Concreet werken we met een eenvoudige fasering van probleemoplossing: eerst analyseren we het probleem, dan zoeken we naar een strategie, vervolgens voeren we het afgesproken werkplan uit en tenslotte evalueren we het resultaat. Voor oudere leerlingen voegen we een extra stap toe: reflectie, terugkijken en nadenken over wat goed ging en wat nog anders kan.
Taal speelt een belangrijke rol: door hardop te verwoorden wat er gedacht en gedaan wordt, wordt het denkproces zichtbaar en gestuurd. Daarnaast helpen tekeningen en andere visuele hulpmiddelen kinderen die moeilijkheden hebben met alleen auditieve instructies. Zo kan uw kind een taak zowel horen, zien als doen, dat vergroot de kans op succes.
Sommige kinderen hebben kenmerken waarbij deze methode bijzonder helpend is: een trage informatieverwerking, een beperkt werkgeheugen, problemen met het vasthouden van aandacht of weinig motivatie. Voor die kinderen bieden we extra visuele en/of auditieve ondersteuning binnen de vaste structuur, zodat ze kunnen meedoen en vooruitgang boeken.

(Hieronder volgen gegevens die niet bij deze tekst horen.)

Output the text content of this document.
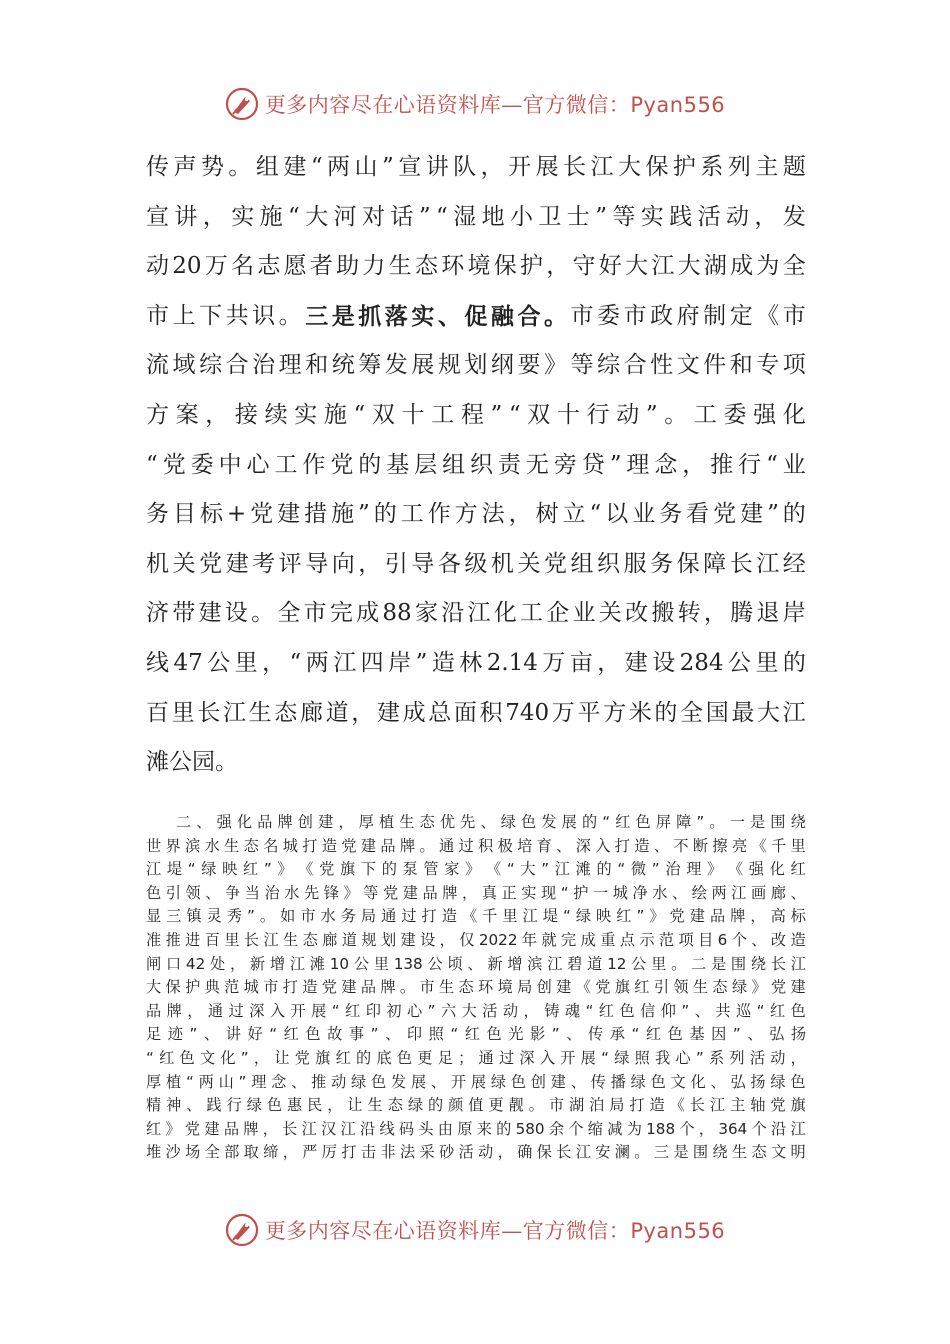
更多内容尽在心语资料库—官方微信：Pyan556
传 声 势 。 组 建 “ 两 山 ” 宣 讲 队 ， 开 展 长 江 大 保 护 系 列 主 题
宣 讲 ， 实 施 “ 大 河 对 话 ” “ 湿 地 小 卫 士 ” 等 实 践 活 动 ， 发
动 20 万 名 志 愿 者 助 力 生 态 环 境 保 护 ， 守 好 大 江 大 湖 成 为 全
市 上 下 共 识 。 三 是 抓 落 实 、 促 融 合 。 市 委 市 政 府 制 定 《 市
流 域 综 合 治 理 和 统 筹 发 展 规 划 纲 要 》 等 综 合 性 文 件 和 专 项
方 案 ， 接 续 实 施 “ 双 十 工 程 ” “ 双 十 行 动 ” 。 工 委 强 化
“ 党 委 中 心 工 作 党 的 基 层 组 织 责 无 旁 贷 ” 理 念 ， 推 行 “ 业
务 目 标 + 党 建 措 施 ” 的 工 作 方 法 ， 树 立 “ 以 业 务 看 党 建 ” 的
机 关 党 建 考 评 导 向 ， 引 导 各 级 机 关 党 组 织 服 务 保 障 长 江 经
济 带 建 设 。 全 市 完 成 88 家 沿 江 化 工 企 业 关 改 搬 转 ， 腾 退 岸
线 47 公 里 ， “ 两 江 四 岸 ” 造 林 2.14 万 亩 ， 建 设 284 公 里 的
百 里 长 江 生 态 廊 道 ， 建 成 总 面 积 740 万 平 方 米 的 全 国 最 大 江
滩公园。
二 、 强 化 品 牌 创 建 ， 厚 植 生 态 优 先 、 绿 色 发 展 的 “ 红 色 屏 障 ” 。 一 是 围 绕
世 界 滨 水 生 态 名 城 打 造 党 建 品 牌 。 通 过 积 极 培 育 、 深 入 打 造 、 不 断 擦 亮 《 千 里
江 堤 “ 绿 映 红 ” 》 《 党 旗 下 的 泵 管 家 》 《 “ 大 ” 江 滩 的 “ 微 ” 治 理 》 《 强 化 红
色 引 领 、 争 当 治 水 先 锋 》 等 党 建 品 牌 ， 真 正 实 现 “ 护 一 城 净 水 、 绘 两 江 画 廊 、
显 三 镇 灵 秀 ” 。 如 市 水 务 局 通 过 打 造 《 千 里 江 堤 “ 绿 映 红 ” 》 党 建 品 牌 ， 高 标
准 推 进 百 里 长 江 生 态 廊 道 规 划 建 设 ， 仅 2022 年 就 完 成 重 点 示 范 项 目 6 个 、 改 造
闸 口 42 处 ， 新 增 江 滩 10 公 里 138 公 顷 、 新 增 滨 江 碧 道 12 公 里 。 二 是 围 绕 长 江
大 保 护 典 范 城 市 打 造 党 建 品 牌 。 市 生 态 环 境 局 创 建 《 党 旗 红 引 领 生 态 绿 》 党 建
品 牌 ， 通 过 深 入 开 展 “ 红 印 初 心 ” 六 大 活 动 ， 铸 魂 “ 红 色 信 仰 ” 、 共 巡 “ 红 色
足 迹 ” 、 讲 好 “ 红 色 故 事 ” 、 印 照 “ 红 色 光 影 ” 、 传 承 “ 红 色 基 因 ” 、 弘 扬
“ 红 色 文 化 ” ， 让 党 旗 红 的 底 色 更 足 ； 通 过 深 入 开 展 “ 绿 照 我 心 ” 系 列 活 动 ，
厚 植 “ 两 山 ” 理 念 、 推 动 绿 色 发 展 、 开 展 绿 色 创 建 、 传 播 绿 色 文 化 、 弘 扬 绿 色
精 神 、 践 行 绿 色 惠 民 ， 让 生 态 绿 的 颜 值 更 靓 。 市 湖 泊 局 打 造 《 长 江 主 轴 党 旗
红 》 党 建 品 牌 ， 长 江 汉 江 沿 线 码 头 由 原 来 的 580 余 个 缩 减 为 188 个 ， 364 个 沿 江
堆 沙 场 全 部 取 缔 ， 严 厉 打 击 非 法 采 砂 活 动 ， 确 保 长 江 安 澜 。 三 是 围 绕 生 态 文 明
更多内容尽在心语资料库—官方微信：Pyan556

De Wingerdmaantjes, zoals wij onze aanpak hebben genoemd, versterken meta-cognitieve vaardigheden. Dat wil zeggen: het vermogen van uw kind om over het eigen leren na te denken en het zelf te (leren) sturen. Denk aan oriënteren, plannen, bewaken, controleren, bijsturen, evalueren en reflecteren. Dit zijn vaardigheden die uw kind helpen zelfstandiger te worden en die in elk vak en in het dagelijks leven van pas komen.

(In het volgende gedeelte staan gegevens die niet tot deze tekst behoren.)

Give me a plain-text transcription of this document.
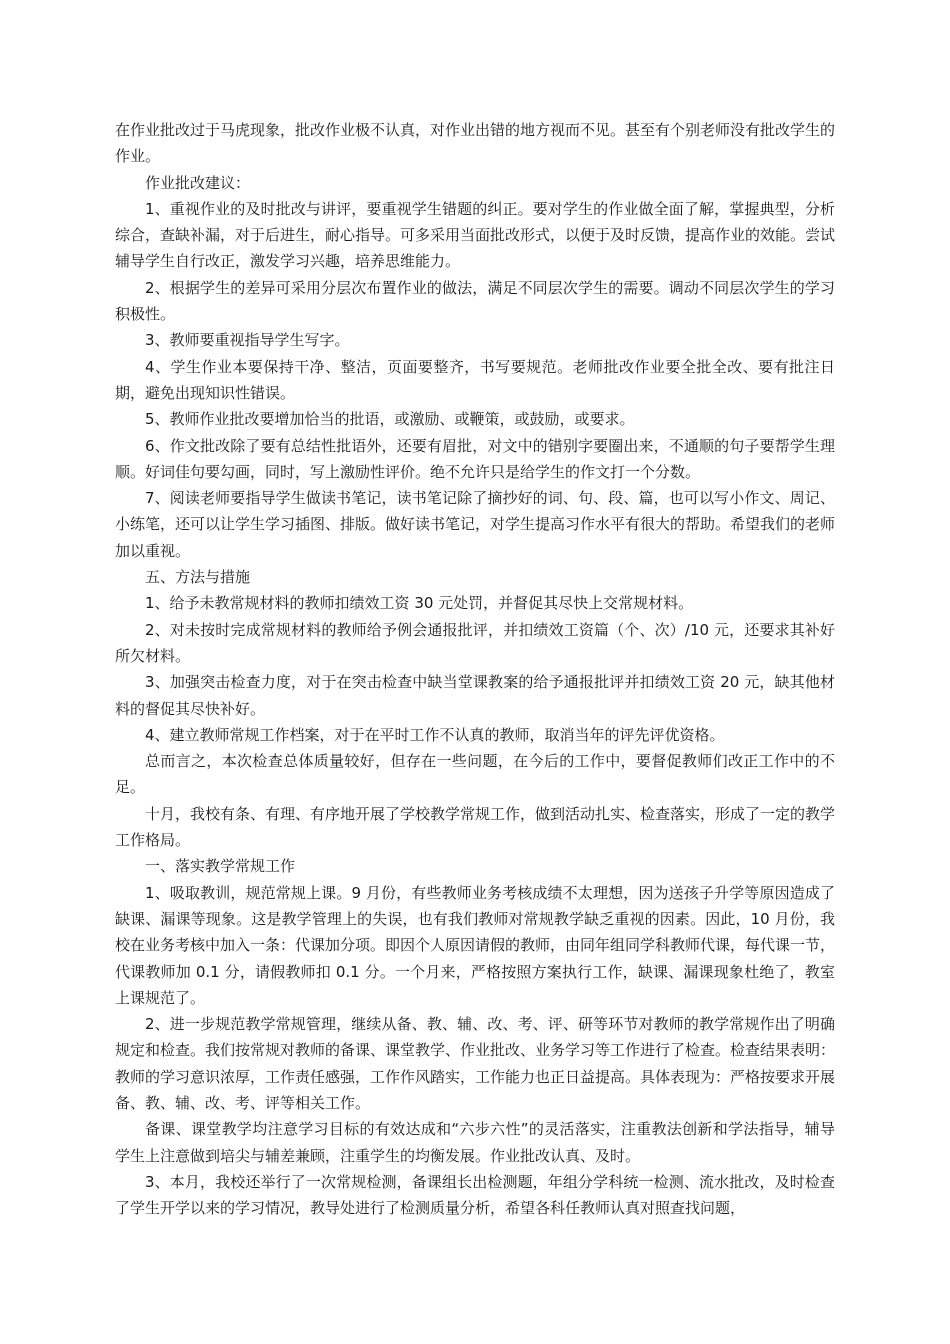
在作业批改过于马虎现象，批改作业极不认真，对作业出错的地方视而不见。甚至有个别老师没有批改学生的作业。

作业批改建议：

1、重视作业的及时批改与讲评，要重视学生错题的纠正。要对学生的作业做全面了解，掌握典型，分析综合，查缺补漏，对于后进生，耐心指导。可多采用当面批改形式，以便于及时反馈，提高作业的效能。尝试辅导学生自行改正，激发学习兴趣，培养思维能力。

2、根据学生的差异可采用分层次布置作业的做法，满足不同层次学生的需要。调动不同层次学生的学习积极性。

3、教师要重视指导学生写字。

4、学生作业本要保持干净、整洁，页面要整齐，书写要规范。老师批改作业要全批全改、要有批注日期，避免出现知识性错误。

5、教师作业批改要增加恰当的批语，或激励、或鞭策，或鼓励，或要求。

6、作文批改除了要有总结性批语外，还要有眉批，对文中的错别字要圈出来，不通顺的句子要帮学生理顺。好词佳句要勾画，同时，写上激励性评价。绝不允许只是给学生的作文打一个分数。

7、阅读老师要指导学生做读书笔记，读书笔记除了摘抄好的词、句、段、篇，也可以写小作文、周记、小练笔，还可以让学生学习插图、排版。做好读书笔记，对学生提高习作水平有很大的帮助。希望我们的老师加以重视。

五、方法与措施

1、给予未教常规材料的教师扣绩效工资 30 元处罚，并督促其尽快上交常规材料。

2、对未按时完成常规材料的教师给予例会通报批评，并扣绩效工资篇（个、次）/10 元，还要求其补好所欠材料。

3、加强突击检查力度，对于在突击检查中缺当堂课教案的给予通报批评并扣绩效工资 20 元，缺其他材料的督促其尽快补好。

4、建立教师常规工作档案，对于在平时工作不认真的教师，取消当年的评先评优资格。

总而言之，本次检查总体质量较好，但存在一些问题，在今后的工作中，要督促教师们改正工作中的不足。

十月，我校有条、有理、有序地开展了学校教学常规工作，做到活动扎实、检查落实，形成了一定的教学工作格局。

一、落实教学常规工作

1、吸取教训，规范常规上课。9 月份，有些教师业务考核成绩不太理想，因为送孩子升学等原因造成了缺课、漏课等现象。这是教学管理上的失误，也有我们教师对常规教学缺乏重视的因素。因此，10 月份，我校在业务考核中加入一条：代课加分项。即因个人原因请假的教师，由同年组同学科教师代课，每代课一节，代课教师加 0.1 分，请假教师扣 0.1 分。一个月来，严格按照方案执行工作，缺课、漏课现象杜绝了，教室上课规范了。

2、进一步规范教学常规管理，继续从备、教、辅、改、考、评、研等环节对教师的教学常规作出了明确规定和检查。我们按常规对教师的备课、课堂教学、作业批改、业务学习等工作进行了检查。检查结果表明：教师的学习意识浓厚，工作责任感强，工作作风踏实，工作能力也正日益提高。具体表现为：严格按要求开展备、教、辅、改、考、评等相关工作。

备课、课堂教学均注意学习目标的有效达成和“六步六性”的灵活落实，注重教法创新和学法指导，辅导学生上注意做到培尖与辅差兼顾，注重学生的均衡发展。作业批改认真、及时。

3、本月，我校还举行了一次常规检测，备课组长出检测题，年组分学科统一检测、流水批改，及时检查了学生开学以来的学习情况，教导处进行了检测质量分析，希望各科任教师认真对照查找问题，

Deze vaardigheden sluiten nauw aan bij hoe wij in de Wingerd naar leren kijken. Het gaat er niet alleen om dat een kind zichzelf kan sturen in het leerproces, maar ook dat het uit de eigen kwaliteiten kracht kan putten. Vanuit dat uitgangspunt werken wij met de verhouding 70/30. Verderop in deze tekst nodig ik jullie uit om mee te gaan rekenen. Nu leg ik alvast graag uit wat die verhouding te maken heeft met het streven naar gezonde (leer)ontwikkeling. Een belangrijk uitgangspunt in ons werk is de verhouding van zeventig procent inzetten op kwaliteiten en dertig procent werken aan moeilijkheden. Voor uw kind betekent dit dat wij vooral uitgaan van wat goed gaat. Als uw kind zich gezien voelt in zijn of haar sterke kanten, ontstaat er energie en vertrouwen om ook de moeilijkere zaken aan te pakken.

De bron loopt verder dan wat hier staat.